Following our hugely successful The North Face Avalanche Awareness Lecture Series, British Mountain Guide and Head of Snowsports at Glenmore Lodge, Andy Townsend, tells us how to prep for the season, how to spot hazards and what safety equipment we need on the mountain:

What are your top tips for avoiding potential hazards?

Really good observation skills are key to avalanche avoidance. The mountain gives us all the clues we need, but often we’re too preoccupied to see them. Starting with good pre-trip planning is essential, and thorough research will give you lots of info.

Looking at the weather in the valley and your surroundings as the lifts whisk you up is also key. Is the wind moving snow about, and if so, where? Look at the piste – which side is the snow on? Poke the snow lots as you do your warm-up runs – how does it feel and sound?

Tip: ‘Wind slab’ often squeaks and sounds hollow when hit with a ski pole.

Make these observations in a safe place that is a similar aspect to your intended slope. Making them halfway down your run is too late!

How can skiers/snowboarders prepare before leaving the chalet?

Just before you leave, check that everyone in your group is properly equipped and that they have all turned on their transceivers. Too many riders wait until they are on the slope or at the top of the lift to turn on their transceiver, but this is not the place to discover that your batteries are low.

Once equipment is checked, look at your riders – is everyone fit, well, alert and observant? Your lives will depend on every team member being able to do their part.

What safety equipment is essential to be fully prepared?

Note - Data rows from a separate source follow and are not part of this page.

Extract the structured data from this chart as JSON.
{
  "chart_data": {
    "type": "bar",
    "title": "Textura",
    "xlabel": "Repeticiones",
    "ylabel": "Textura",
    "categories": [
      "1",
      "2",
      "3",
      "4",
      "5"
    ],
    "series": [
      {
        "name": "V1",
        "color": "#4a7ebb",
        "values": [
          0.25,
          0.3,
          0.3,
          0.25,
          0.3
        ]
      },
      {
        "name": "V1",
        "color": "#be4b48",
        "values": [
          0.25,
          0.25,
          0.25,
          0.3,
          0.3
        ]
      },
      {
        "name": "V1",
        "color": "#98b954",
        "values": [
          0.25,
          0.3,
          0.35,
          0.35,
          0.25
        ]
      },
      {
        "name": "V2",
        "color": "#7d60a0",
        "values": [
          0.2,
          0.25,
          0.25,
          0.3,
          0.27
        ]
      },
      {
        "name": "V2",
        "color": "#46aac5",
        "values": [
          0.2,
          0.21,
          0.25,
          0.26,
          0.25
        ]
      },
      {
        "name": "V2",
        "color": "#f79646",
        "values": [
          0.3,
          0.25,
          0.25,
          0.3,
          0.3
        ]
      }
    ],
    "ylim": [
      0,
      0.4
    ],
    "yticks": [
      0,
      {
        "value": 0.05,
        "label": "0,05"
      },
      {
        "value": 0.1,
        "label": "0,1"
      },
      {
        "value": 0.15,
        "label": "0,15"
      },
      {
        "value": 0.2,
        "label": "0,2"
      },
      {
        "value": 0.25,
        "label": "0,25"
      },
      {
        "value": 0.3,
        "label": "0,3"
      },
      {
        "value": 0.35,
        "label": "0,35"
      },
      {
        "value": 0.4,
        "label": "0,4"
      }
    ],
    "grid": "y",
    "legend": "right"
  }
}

Transceiver, shovel and probe are all essentials. These items should be regularly checked and drilled with – quick assembly of shovels and probes is an essential lifesaving skill.

Digging a casualty out is by far the most important, time consuming and difficult part of the rescue, so a big, strong, metal shovel with a long handle is really important.

Tip: Research has shown that a team of diggers working together and rotating so that no-one gets too fatigued is the best way to excavate a casualty.

A robust pack is also really important, as this will give you expedient access to critical safety kit. It also needs to be big enough to carry more than just the basics; strapping items on the outside of your pack is unacceptable – these will be easily torn off and lost in the event of a fall or avalanche.


Spare clothingfirst aid kitsurvival shelter, food and drink are just as important to your survival. You will also need to be able to contact rescue services, so a fully-charged mobile phone is also essential. To help emergency services locate you, you will need more than one map in your group (just in case one gets buried).

Tip: Mobile phones, cameras and anything electrical will interfere with your avalanche transceivers; keep these at least 50cm away for your transceiver at all times.

How exactly do avalanche transceivers and probes work?

An avalanche transceiver emits a pulse which can be tracked by another device in search mode. With modern triple-antenna/digital devices we can very easily search and locate a casualty. Probes are long, thin poles which can be pushed into the snow to assess how deep and in what position the casualty is buried.


What must you remember in the event of an avalanche?

Safety is first and speed second – you don’t want to become a casualty yourself. Proceed only if you feel it is safe enough to do so. A lookout could warn searchers in the event of a secondary avalanche.

Speed, or more importantly efficiency, is critical in any avalanche rescue, and a casualty’s best chance of survival is what his companions do in the first 10 minutes.

Appoint a leader – having an individual in charge will make a team far more efficient and will prevent jobs being multiplied. They can also call for professional help while having an overview of the rescue. You’ll all be stressed beyond comprehension, so diligently follow well-practiced and rehearsed plans.

Your aim is to find, probe and dig out the casualty as quickly as possible. Expect to work harder than ever before! You only need to dig out the casualty’s face and chest, so that you can clear their airway and do basic first aid. They may have other injuries, so it is a good idea to not fully excavate them until the rescue services arrive. Keep the casualty warm and give them lots of reassurance.

What drill can riders do to improve mountain safety skills?

Lots of resorts have transceiver training areas, and the ski patrollers are usually only too happy to help and offer advice. You can also practice at home, in the garden or in your local park.

Try searching in the dark or with thick gloves on, as this will help mimic the difficulties of a real search.

As a warm-up, ask everyone in your group to assemble their shovels and probes. It’s amazing how we bury this critical safety equipment in our packs, so stash it where it can be easily and quickly accessed! Whoever is slowest can buy the first round après ski!

British Mountain Guides also provide avalanche training courses or are available for a day’s refresher.

Glenmore Lodge offers a wide range of avalanche awareness courses based in Scotland and the Alps.

When winter mountaineering in places like scotland, what must walkers and backpackers remember?

Scotland is a unique environment, because the weather and snow pack changes at a phenomenal rate.

Lots of spare clothing that can cope wet and windy weather is important. Don’t forget gloves; you will require at least three pairs (and perhaps a fourth for emergencies). I never leave home without a pair of good quality goggles with a low light lens.

A well packed rucksack is also critical – try to envisage in what order you will need your items, so that you don’t have to repack on the top of a mountain while the wind loads your backpack with spindrift!